Читать «Евреи в блокадном Ленинграде и его пригородах» онлайн - страница 168

Владимир Цыпин

Все это создавало особые трудности для Ленинградского фронта, было его спецификой. Солдаты, с каждой неделей более голодные, все тащили на себе, вплоть до пушек. Лошади ведь исчезли… Каждая случайная рана, даже царапина, для лошадей становилась смертельной… Лошадь пристреливали, а мясо чрезвычайно быстро исчезало, оставался только скелет…

Огонь немцев, по сравнению с ноябрьским, сильно уменьшился. Редко рвутся снаряды, мины. Не то, что раньше – без счета… В нашей «саперной» землянке прошли очень трудные недели. Не обстрелы, не то, что обычно связано с войной – мины, снаряды, а занимала нас еда. Не голод, а всегда какое-то сосущее ощущение, мысль – чего бы поесть. Ведь часть и без того скудного пайка хотелось оставить, чтобы с первой же оказией отправить родным. Мы слышали о том, что происходит в Ленинграде, но еще не представляли себе полностью ужасной действительности.

31 декабря 1941.

Снег. Туманно. На улицах много людей. Идут, где придется, по тротуарам, занесенным снегом, посредине улицы, по тропинкам. Скользят, падают. Голод чувствуется уже явно. Похороны, повсюду похороны. Вот сани с гробом, прикрепленные к автомобилю, качаются из стороны в сторону, заезжают на обочину, на панель… Из Нефтяного института, что на Московском проспекте, тоже выезжают сани, на них гроб. Сани за веревки тащит много людей. Сзади небольшая толпа. Это похороны необычные, торжественные, людные. Большей частью похороны попроще. Человек – или двое – тянут салазки, на которых завернутый в материю труп, спеленутый, как египетская мумия.

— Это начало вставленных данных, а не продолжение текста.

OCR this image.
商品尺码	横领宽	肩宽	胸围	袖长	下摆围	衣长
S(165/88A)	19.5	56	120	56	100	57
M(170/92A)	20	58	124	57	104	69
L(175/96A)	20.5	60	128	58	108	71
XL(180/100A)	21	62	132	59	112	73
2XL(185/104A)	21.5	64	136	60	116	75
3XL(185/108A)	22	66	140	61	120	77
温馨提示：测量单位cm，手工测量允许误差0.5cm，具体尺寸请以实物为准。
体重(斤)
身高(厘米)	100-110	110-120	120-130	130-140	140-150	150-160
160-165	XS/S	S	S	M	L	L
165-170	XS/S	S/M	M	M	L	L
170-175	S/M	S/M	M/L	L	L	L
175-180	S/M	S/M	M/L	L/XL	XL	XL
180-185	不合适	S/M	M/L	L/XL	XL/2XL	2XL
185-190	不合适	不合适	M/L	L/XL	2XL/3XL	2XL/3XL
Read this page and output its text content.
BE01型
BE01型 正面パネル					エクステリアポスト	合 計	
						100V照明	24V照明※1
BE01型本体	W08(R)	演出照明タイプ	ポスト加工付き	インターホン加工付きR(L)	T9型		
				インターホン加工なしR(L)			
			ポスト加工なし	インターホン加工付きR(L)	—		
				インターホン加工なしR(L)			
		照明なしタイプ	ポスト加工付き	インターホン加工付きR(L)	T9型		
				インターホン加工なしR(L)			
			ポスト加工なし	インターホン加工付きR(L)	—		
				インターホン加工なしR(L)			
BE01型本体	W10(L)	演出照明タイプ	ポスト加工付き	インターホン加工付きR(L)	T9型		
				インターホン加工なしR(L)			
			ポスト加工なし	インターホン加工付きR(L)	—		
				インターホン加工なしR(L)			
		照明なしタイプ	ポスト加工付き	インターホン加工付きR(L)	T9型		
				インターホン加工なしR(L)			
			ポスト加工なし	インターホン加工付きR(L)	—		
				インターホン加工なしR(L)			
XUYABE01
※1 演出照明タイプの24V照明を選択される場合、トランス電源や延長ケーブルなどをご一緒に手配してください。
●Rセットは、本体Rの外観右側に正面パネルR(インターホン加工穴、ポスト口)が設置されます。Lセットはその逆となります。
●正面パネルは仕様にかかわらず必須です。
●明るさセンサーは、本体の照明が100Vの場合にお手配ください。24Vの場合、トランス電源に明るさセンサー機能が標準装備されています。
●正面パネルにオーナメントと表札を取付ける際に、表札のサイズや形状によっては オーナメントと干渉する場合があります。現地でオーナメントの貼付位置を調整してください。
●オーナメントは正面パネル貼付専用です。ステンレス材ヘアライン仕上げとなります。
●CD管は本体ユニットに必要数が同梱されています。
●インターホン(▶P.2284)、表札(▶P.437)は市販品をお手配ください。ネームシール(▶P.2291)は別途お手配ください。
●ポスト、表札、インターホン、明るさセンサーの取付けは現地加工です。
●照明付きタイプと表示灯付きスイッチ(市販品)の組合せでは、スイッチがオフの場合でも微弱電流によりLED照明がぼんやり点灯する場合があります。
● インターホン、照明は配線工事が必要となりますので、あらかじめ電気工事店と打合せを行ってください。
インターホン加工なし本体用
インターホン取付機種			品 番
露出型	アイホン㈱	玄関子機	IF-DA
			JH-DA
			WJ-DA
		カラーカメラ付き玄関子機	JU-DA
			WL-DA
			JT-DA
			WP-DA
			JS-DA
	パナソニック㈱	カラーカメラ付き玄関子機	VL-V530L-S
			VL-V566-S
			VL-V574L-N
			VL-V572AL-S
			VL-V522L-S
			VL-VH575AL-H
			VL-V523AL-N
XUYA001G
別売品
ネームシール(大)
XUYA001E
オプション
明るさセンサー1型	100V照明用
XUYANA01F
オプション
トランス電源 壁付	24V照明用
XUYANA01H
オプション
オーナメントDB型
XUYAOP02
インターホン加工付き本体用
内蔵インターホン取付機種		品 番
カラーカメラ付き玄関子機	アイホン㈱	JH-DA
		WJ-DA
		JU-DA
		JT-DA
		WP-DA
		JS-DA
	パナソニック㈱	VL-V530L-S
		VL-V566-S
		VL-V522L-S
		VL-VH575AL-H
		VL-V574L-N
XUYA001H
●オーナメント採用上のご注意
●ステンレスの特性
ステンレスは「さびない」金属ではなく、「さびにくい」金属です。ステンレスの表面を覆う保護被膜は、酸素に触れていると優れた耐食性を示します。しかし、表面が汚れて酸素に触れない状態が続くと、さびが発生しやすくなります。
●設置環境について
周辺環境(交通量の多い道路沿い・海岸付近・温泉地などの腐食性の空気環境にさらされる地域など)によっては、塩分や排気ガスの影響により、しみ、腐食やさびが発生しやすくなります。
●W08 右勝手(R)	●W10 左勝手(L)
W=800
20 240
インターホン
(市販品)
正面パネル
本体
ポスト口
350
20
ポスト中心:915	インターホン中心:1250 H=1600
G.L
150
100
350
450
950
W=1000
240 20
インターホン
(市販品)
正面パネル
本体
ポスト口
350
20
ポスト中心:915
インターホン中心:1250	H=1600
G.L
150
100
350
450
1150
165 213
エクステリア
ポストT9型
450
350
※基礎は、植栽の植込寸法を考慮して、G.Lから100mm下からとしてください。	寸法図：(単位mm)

Иду мимо Филармонии. На двери объявление: «Ввиду болезни 14 артистов оркестра Радиокомитета симфонический концерт, назначенный на 28 декабря, переносится на 4 января 1942 г. Билеты со штампом 28/ХП действительны на 4/1». Заболели – это эвфемизм, замена слова дистрофия, которое, видимо, публично запрещено поминать.

Вернусь к дневниковой записи 1 января 1942 года, когда я вышел из дому и направился в Пулково. Город стал просыпаться.

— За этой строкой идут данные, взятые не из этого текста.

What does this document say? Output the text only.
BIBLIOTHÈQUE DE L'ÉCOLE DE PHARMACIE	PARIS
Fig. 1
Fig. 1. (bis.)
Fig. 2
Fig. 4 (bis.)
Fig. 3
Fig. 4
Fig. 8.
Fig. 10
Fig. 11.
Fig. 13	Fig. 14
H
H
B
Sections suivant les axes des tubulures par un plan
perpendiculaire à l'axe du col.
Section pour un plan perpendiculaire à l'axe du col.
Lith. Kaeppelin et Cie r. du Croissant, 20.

Снова много людей на улицах. Скользят, падают. Люди с салазками, большими и детскими. На салазках везут вещи, какие-то узлы. Но чаще – длинные спеленутые фигуры покойников. Детские трупики на маленьких саночках. А вот двое детских санок цугом, и на них «взрослый» гроб. Но чаще без гроба, а завернутое в самодельный саван тело. На Невском, у Штаба видел вчера длинного мальчишку с кусочком хлеба в руке, – тень ребенка, – худой, огромные трагичные глаза, бледность, несмотря на мороз… В домах холод, темно, горят коптилки. Их след на многих лицах – сажа. Продовольственный вопрос – самый насущный не только в городе, но и в армии. Командир, комиссар и нач. штаба полка вместо того, чтобы заинтересоваться плутовством на кухне, нашли легчайший способ разрешения вопроса – устраниться. Создали отдельную кухню на КП, на трех человек. Вход туда воспрещен. Конечно, у нас, на переднем крае, лучшее питание, чем тыловых частей, городской обороны, не говоря уже о жителях. Но все же вопросы еды на первом месте. Люди слабеют. Идут, пошатываясь от слабости. Ходишь по окопам. Зима, метель, стужа. У бруствера стоит боец, полу замерзший, через несколько десятков метров – другой, третий… В блиндажах два-три человека обогреваются… Вероятно, это было время, когда гитлеровцы могли прорвать линию обороны. Но Гитлер решил Ленинград «выголодать» (aushungern), чтобы он сам упал в его руки. Кроме того, немцы устали, повыдохлись. Сказались неудачи и на других фронтах, главным образом под Москвой.